The subject is too vast for (doubtless) many of us to cope with. I read that the revelation of the camps, its cruelties, slaughter and the perpetrators' cynical, clinical madness consisting of both unimaginable malice and compartmentalised banality is beyond our ability to bear the reality of what in actual fact happened. I read also that a part of humanity's loss of faith in itself issues not only from the horror of it all but that this was when civilisation fractured and fell apart:
'That, ultimately, the film has less moral force than numerous documentaries involving perpetrators and survivors, particularly Claude Lanzmann's Shoah, rather underlines the singularity of the Holocaust in world history.
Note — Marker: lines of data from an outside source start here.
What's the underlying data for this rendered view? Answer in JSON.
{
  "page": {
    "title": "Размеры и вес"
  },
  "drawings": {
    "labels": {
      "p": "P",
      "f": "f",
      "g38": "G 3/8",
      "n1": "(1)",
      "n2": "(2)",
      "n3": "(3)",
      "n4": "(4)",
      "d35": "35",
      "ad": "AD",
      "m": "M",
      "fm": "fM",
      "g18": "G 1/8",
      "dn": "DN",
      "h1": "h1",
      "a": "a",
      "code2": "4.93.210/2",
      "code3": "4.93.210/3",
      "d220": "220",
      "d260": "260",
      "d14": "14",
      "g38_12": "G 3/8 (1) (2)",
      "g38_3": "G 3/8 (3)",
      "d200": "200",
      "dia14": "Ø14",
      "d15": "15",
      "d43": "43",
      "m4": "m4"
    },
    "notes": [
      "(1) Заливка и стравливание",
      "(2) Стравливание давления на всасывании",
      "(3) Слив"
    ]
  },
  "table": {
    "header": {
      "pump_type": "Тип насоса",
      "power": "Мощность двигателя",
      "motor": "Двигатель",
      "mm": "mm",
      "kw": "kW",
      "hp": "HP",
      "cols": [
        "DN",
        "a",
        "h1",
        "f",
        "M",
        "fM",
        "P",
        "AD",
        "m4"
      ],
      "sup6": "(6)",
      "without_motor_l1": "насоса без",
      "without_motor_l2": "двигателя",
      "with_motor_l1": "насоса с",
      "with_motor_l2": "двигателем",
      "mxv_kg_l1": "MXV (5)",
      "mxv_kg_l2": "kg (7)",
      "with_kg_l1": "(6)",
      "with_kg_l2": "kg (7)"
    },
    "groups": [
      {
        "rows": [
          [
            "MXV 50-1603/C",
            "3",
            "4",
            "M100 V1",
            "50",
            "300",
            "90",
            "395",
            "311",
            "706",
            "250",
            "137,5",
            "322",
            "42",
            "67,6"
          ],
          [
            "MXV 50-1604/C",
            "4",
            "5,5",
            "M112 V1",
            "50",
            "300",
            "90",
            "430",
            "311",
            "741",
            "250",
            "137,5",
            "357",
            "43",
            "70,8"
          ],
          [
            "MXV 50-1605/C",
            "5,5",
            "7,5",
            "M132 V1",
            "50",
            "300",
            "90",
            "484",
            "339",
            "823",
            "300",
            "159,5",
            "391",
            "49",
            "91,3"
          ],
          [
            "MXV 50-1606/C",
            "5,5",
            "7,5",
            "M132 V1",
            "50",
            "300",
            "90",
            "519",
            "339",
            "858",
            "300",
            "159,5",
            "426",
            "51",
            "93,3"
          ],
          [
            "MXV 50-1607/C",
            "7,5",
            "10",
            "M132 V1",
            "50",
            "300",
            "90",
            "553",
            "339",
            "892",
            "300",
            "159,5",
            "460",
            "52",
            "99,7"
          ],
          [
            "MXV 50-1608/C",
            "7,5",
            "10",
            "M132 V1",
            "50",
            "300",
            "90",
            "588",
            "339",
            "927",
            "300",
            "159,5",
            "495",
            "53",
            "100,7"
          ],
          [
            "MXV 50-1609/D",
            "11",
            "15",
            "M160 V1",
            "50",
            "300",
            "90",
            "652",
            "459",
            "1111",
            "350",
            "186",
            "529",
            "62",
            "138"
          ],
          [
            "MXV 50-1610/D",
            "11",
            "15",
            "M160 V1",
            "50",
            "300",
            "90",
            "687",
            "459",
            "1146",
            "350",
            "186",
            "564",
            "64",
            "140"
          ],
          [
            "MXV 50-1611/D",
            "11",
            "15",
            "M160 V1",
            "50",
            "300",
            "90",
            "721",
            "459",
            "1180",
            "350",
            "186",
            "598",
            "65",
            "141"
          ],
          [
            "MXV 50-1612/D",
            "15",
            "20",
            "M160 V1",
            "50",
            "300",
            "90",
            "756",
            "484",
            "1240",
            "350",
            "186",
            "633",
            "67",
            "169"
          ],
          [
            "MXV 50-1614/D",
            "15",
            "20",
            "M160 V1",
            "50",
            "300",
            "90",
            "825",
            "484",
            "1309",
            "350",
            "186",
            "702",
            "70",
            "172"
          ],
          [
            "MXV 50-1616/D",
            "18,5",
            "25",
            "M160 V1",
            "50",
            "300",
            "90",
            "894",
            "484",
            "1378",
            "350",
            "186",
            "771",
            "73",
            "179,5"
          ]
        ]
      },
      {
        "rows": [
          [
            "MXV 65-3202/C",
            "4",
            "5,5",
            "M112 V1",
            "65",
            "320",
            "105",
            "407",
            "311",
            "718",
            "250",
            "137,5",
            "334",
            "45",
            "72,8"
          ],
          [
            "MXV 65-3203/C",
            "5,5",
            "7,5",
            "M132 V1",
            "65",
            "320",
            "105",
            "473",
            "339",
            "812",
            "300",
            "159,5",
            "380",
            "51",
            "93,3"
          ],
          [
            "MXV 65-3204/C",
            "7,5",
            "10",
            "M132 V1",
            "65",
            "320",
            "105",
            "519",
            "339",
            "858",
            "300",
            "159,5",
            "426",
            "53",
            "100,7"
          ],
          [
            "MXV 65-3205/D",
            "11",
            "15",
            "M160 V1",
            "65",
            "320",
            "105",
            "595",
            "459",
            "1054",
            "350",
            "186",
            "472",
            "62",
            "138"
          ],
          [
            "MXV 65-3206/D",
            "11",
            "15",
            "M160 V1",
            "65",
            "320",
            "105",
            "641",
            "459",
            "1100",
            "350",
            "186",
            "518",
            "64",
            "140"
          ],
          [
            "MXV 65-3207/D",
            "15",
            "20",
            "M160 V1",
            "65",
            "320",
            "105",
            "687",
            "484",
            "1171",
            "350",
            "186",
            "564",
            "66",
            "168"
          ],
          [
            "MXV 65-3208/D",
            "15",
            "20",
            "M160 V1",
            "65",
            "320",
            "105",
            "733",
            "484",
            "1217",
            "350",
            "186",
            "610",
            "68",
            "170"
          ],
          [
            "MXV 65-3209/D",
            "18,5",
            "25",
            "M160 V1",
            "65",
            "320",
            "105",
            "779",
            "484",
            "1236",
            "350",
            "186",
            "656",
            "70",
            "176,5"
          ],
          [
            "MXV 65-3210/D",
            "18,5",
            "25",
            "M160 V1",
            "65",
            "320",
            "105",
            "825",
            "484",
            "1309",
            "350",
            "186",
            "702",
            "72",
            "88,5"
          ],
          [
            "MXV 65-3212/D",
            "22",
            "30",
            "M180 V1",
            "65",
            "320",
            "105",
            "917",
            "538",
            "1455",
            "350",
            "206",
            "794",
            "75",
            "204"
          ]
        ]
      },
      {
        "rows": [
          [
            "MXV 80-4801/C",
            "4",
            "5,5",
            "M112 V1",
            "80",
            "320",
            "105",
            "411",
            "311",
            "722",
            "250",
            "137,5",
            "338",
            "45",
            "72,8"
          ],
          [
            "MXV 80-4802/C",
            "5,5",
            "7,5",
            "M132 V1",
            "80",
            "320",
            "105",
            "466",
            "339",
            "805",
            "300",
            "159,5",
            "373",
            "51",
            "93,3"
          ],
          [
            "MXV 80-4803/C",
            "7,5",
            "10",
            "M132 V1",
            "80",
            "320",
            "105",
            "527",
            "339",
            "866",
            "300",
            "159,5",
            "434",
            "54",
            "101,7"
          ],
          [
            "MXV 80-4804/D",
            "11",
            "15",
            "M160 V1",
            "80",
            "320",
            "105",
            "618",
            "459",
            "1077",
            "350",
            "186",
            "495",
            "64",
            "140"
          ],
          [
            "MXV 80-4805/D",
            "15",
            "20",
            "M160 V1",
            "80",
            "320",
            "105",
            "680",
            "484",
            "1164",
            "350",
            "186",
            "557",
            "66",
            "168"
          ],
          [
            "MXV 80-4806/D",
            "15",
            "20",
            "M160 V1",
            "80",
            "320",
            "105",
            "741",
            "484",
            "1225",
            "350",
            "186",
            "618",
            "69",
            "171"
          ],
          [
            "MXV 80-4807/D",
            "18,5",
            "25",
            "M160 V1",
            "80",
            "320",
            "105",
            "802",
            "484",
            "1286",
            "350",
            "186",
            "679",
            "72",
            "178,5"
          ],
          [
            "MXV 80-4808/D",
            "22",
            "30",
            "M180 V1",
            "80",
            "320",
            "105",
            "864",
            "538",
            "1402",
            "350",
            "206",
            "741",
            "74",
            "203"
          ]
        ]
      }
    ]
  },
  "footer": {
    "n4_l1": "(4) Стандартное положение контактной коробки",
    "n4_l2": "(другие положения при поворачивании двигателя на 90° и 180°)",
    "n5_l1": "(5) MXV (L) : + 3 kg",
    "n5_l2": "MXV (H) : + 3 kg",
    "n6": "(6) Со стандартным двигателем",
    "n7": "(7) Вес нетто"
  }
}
It is simply too monstrous a crime to fit easily into any kind of narrative treatment. There is no conventional storytelling structure that can do it justice; it is where civilisation, and thus storytelling, breaks down. And yet most us need stories to bring these events to life.'
It's good to educate and inform oneself; it's not good to simply shy away from horror, as upsetting as it is; but it's not good to dwell on it, especially for people who are prone to depression. And the Holocaust, singularly, might be a void whose dimensions are just too great and limitless to contemplate safely.